Interesting dilemmas for we who are, and want to stay, married to cisgender partners. My darling spouse helped me to realize I needed to deal with it in the first place and was totally supportive to begin with. That is not sustainable for most people as the reality vs the hypothetical possibilities is really unknown. Transition comes with no guarantees for the outcome and the costs. It takes a great deal of effort and honesty. I love not having to hide who I really am but I am also somewhat obsessive about transition and have learned to not go trans talk 24/7. She needs breaks and it is healthy for us to maintain our full life of interests IMO.
As my transition has progressed I developed significantly greater confidence and more independence in many respects. Initially it can be surprising even shocking for our spouses and some are just not going to tolerate, much less accept us, as a woman. Heck, I shock myself sometimes with the woman I have become. Me with lipstick? As Jim I did not kiss anyone wearing the stuff!

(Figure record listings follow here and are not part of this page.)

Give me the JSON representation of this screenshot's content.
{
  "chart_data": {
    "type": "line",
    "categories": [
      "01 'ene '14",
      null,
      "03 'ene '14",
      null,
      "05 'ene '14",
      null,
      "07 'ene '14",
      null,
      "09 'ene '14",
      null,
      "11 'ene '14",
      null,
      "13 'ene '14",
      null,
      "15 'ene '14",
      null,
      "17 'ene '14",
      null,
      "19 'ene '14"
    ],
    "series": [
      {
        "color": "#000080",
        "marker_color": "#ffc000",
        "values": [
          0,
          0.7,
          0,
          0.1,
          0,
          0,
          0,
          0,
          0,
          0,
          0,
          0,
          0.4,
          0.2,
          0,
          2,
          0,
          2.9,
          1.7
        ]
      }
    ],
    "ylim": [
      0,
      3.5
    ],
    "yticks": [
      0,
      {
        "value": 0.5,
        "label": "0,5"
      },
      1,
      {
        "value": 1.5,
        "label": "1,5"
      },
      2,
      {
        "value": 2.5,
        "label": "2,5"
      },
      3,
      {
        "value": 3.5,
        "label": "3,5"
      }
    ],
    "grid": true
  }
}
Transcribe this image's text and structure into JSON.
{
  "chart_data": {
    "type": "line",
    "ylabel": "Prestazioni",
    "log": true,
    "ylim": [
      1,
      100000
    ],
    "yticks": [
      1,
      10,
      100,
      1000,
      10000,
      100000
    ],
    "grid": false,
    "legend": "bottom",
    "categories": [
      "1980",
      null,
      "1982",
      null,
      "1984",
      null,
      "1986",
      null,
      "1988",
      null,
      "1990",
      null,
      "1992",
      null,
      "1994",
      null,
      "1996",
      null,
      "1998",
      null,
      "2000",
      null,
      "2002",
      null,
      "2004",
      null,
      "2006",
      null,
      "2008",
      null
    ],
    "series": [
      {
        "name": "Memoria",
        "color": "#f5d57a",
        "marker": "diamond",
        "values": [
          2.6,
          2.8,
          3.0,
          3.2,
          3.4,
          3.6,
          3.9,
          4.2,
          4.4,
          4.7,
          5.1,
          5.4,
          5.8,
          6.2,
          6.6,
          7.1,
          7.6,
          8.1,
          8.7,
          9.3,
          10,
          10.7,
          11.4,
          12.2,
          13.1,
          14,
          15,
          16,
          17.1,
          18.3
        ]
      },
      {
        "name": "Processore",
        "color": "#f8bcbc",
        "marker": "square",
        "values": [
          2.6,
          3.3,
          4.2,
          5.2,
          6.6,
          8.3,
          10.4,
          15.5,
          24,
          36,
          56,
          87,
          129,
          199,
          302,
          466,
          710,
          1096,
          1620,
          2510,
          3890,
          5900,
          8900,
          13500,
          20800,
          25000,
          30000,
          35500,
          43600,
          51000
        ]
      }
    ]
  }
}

I thought since both of us are bisexual and she has known about my crossdressing and more for years that it would be easier. Her orientation does not, however, mean I would be just her kind of girl and in fact, i'm not. She married a guy she was attracted to and he's gone. She is transitioning too. Our connections are deep and after 40+ years we are still married and mostly happy with each other. I doubt she will ever be able to see me as "just a woman" and why should she? Can we really expect our wives to forget the person they loved enough to marry and lived with as a man for years?
I found it very easy to let my male persona go. What a huge relief. What freedom.
Our wives, in contrast, may grieve terribly for the loss of someone (or at least the image) they loved. If we are fortunate they may be willing to learn to love the person we become. It takes time to adjust and I am grateful we have made it this far. I would like to think we will remain together and work out the curves that come with life.
The past is gone, the future a dream, we have this one day to make a difference. Love long and well.